At the same time that Daggett talked tough when it came to the master contract, the ILA tops were preparing to give ground on speedup and safety in the local contracts. The bosses first went after the union where it is strongest, in the Port of New York and New Jersey. An “anti-corruption” campaign by the Waterfront Commission of New York Harbor was rolled out against “no-show jobs” and union shop stewards said to be compensated for every hour of the day. In April, the New York Shipping Association succeeded in pushing through an agreement that introduced smaller gang sizes and unprecedented productivity commitments by the union tops.
In Norfolk, Virginia, the local contract was voted down twice before Daggett and USMX chief Dave Adam showed up to ram the deal down the throats of the union membership. The ILA locals still negotiating contracts, including Charleston and Philadelphia, had the rug pulled out from under them when the ILA International signed the master contract with its no-strike clause in August. Their position is further weakened by the acquiescence to the arbitrator’s ruling in Baltimore.
It is a boon to the bosses that pay rates for handling much of the cargo not shipped in containers, as well as gang sizes and other work rules for all cargo, are negotiated locally rather than in the master contract. In the spirit of drumming up more business for the employers at their home ports, ILA local leaders have long engaged in fierce competition that pits workers at different ports against each other jockeying for jobs. In 1999, the ILA granted a charter to Local 2066 in Baltimore, a group of longshoremen seeking to draw steel cargo lost to other ports back up the Chesapeake Bay by promising to work for less than Local 333. Such rivalry is poison to the unity and integrity of the ILA and has helped fuel the growth of non-union outfits. Its corollary on the global playing field is the ILA tops’ patriotic salute to American capitalism, which can only undermine international workers solidarity.

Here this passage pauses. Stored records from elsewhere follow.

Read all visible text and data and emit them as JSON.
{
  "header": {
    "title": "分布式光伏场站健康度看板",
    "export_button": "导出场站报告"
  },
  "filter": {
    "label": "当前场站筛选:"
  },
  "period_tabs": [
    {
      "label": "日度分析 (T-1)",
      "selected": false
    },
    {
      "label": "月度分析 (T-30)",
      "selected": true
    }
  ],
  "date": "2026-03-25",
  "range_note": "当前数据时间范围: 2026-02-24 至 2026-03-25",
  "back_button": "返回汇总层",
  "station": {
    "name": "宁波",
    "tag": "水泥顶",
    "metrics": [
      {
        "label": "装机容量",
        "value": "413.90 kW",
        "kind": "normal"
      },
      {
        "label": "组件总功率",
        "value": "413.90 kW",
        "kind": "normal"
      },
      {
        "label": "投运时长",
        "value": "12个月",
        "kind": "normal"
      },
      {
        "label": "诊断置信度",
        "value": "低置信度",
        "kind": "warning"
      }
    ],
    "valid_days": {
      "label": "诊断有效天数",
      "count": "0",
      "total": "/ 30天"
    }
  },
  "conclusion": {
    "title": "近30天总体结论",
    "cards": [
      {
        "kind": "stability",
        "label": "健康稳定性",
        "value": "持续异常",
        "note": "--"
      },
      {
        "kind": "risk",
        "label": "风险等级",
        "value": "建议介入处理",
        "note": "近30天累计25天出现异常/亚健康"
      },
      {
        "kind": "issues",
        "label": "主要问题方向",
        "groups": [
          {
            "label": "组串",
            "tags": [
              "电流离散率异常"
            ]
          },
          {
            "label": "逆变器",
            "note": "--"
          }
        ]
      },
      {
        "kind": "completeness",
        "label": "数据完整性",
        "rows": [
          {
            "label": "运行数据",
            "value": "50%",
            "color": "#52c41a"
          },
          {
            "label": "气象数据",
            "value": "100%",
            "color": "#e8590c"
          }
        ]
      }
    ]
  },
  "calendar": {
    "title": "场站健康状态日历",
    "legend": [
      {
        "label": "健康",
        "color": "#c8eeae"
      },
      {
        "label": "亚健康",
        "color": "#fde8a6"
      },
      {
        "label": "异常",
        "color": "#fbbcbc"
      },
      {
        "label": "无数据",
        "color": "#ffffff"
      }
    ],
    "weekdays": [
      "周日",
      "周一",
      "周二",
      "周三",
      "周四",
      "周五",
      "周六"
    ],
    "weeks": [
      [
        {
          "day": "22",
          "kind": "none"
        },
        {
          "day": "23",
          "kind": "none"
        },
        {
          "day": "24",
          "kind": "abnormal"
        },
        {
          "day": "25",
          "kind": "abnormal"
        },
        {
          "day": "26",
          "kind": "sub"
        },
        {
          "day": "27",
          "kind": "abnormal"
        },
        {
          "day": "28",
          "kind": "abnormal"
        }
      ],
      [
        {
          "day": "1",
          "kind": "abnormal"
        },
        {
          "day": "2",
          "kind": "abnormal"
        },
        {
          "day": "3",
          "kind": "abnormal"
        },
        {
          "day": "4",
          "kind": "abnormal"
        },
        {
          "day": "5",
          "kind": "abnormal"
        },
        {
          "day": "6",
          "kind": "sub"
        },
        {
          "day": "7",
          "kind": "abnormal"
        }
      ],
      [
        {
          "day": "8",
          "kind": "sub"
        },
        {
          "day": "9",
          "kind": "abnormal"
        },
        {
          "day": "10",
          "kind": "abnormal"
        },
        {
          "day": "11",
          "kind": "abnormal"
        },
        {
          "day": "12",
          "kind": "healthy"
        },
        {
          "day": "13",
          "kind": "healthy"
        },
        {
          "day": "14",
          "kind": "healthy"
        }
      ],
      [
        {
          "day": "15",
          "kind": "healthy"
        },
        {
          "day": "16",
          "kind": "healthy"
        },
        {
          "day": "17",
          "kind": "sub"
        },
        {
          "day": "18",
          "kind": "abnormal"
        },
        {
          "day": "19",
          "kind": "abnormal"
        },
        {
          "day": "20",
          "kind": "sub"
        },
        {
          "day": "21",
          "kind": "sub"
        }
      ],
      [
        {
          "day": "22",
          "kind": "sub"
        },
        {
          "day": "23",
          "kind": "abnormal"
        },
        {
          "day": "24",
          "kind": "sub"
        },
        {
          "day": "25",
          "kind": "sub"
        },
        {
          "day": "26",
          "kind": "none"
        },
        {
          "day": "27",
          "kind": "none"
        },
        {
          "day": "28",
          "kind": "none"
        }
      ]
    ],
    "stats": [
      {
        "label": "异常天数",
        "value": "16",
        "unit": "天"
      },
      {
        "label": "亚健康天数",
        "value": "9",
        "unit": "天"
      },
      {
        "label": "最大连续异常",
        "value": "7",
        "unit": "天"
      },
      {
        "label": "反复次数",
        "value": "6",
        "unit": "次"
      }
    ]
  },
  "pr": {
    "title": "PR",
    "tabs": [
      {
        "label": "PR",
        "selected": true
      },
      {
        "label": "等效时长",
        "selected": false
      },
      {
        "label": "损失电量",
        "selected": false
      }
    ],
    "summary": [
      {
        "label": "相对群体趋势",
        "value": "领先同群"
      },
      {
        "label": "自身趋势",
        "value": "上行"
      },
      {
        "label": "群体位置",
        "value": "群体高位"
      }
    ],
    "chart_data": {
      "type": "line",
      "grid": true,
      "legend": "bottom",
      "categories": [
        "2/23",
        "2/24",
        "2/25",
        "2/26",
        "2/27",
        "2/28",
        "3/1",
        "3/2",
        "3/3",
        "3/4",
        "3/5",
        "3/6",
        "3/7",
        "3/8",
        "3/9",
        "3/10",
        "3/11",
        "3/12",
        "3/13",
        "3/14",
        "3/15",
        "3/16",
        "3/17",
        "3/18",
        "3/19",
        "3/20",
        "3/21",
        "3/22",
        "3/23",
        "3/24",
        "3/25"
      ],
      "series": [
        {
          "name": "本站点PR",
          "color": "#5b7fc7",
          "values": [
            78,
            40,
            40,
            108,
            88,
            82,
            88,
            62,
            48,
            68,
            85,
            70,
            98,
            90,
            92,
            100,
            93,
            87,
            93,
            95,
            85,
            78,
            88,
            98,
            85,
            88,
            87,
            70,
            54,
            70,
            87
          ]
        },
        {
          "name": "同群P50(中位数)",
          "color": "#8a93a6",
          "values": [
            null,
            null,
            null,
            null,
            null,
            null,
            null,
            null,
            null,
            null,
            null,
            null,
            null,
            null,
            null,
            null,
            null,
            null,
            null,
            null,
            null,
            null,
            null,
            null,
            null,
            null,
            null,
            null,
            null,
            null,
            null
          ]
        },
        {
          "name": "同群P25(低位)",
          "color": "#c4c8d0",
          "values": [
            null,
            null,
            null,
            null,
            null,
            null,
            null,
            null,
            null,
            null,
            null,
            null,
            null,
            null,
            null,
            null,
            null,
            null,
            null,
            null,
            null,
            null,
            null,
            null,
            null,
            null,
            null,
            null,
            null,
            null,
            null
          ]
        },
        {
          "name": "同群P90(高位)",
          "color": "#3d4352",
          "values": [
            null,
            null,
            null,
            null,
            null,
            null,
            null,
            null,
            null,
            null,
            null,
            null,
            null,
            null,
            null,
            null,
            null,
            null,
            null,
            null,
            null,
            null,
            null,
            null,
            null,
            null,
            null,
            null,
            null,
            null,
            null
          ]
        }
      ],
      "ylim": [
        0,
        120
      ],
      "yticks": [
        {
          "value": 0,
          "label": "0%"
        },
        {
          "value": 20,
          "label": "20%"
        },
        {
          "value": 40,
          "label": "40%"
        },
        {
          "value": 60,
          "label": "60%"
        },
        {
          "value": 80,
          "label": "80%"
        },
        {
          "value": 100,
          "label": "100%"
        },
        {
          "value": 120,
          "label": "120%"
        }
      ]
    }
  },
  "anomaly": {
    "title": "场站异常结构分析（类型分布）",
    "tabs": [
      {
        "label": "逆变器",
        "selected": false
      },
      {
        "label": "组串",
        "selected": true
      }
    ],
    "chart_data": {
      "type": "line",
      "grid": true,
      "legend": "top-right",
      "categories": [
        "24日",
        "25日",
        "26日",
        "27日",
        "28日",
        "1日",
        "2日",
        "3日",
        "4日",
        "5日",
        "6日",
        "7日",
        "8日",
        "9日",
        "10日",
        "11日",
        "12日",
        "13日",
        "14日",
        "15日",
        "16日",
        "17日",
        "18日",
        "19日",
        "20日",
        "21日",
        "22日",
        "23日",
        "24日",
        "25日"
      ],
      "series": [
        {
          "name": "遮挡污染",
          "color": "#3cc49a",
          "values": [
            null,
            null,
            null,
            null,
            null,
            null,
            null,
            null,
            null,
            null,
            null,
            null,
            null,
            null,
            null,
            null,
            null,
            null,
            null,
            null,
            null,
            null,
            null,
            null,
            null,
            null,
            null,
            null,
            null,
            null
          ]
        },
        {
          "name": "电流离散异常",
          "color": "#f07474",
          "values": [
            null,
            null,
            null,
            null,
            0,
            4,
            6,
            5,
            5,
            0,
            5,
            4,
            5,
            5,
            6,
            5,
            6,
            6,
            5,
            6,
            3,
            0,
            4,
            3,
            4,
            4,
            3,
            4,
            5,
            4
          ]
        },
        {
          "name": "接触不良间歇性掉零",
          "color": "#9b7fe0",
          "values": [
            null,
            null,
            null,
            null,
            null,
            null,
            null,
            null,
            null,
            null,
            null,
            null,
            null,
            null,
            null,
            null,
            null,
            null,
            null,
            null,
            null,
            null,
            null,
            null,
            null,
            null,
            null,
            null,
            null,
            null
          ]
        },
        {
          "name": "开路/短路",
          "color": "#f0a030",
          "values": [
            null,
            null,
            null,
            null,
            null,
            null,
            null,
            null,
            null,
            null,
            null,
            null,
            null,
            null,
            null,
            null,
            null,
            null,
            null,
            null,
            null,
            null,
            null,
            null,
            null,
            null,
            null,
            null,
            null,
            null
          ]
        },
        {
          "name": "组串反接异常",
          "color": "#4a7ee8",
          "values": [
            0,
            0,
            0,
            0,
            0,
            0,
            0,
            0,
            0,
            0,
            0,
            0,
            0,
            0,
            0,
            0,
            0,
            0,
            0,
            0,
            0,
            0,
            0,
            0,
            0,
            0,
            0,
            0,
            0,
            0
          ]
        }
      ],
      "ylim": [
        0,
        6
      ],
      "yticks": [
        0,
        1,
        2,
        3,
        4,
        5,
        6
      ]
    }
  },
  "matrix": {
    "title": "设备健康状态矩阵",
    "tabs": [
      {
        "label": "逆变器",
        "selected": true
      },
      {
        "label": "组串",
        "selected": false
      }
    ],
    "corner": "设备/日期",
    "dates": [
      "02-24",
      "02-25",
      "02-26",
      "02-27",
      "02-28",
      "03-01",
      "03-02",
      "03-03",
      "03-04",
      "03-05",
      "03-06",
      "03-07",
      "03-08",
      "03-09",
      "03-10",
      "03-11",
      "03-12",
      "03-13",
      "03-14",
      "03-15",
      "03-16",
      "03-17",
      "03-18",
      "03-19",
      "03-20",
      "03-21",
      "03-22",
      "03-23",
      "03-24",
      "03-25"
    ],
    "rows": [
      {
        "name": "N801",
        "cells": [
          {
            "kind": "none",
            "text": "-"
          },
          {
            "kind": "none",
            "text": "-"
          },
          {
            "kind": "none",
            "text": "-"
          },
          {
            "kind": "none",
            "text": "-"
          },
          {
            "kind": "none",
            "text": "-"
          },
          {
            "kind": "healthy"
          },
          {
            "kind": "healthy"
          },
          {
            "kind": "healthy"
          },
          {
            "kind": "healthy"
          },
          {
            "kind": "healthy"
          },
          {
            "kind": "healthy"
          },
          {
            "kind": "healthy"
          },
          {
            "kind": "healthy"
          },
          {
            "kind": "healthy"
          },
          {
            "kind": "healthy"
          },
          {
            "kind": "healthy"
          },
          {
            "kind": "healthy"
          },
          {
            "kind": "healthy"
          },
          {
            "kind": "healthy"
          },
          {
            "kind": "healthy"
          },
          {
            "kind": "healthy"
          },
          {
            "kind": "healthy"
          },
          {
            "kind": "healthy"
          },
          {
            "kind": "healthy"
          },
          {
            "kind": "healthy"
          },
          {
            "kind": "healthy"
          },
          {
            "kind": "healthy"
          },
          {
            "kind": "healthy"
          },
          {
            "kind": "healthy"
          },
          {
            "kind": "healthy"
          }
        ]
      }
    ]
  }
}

When the widening of the Panama Canal is completed, similar competition with ports worked by the ILWU may well sharpen. The ILWU’s recent exit from the AFL-CIO leaves the dock unions on both coasts more vulnerable to attempts to divide and conquer. Like the ILWU, the ILA is an increasingly isolated union outpost on the waterfront. The continued existence of the two as powerful industrial unions demands hard class struggle to organize the vast numbers of unorganized workers along the cargo chain, such as the heavily immigrant port truckers and warehouse workers.
In undertaking this fight, the unions will have to become champions of immigrant and black rights. This potential is shown in many port cities in the South, where ILA locals are an anchor for the black population and can provide a springboard for organizing across the region. Out of such battles to revitalize labor, a new leadership of the unions must emerge that strives not only to repel the attacks of the capitalist exploiters but to forge the workers party needed to end their rule once and for all.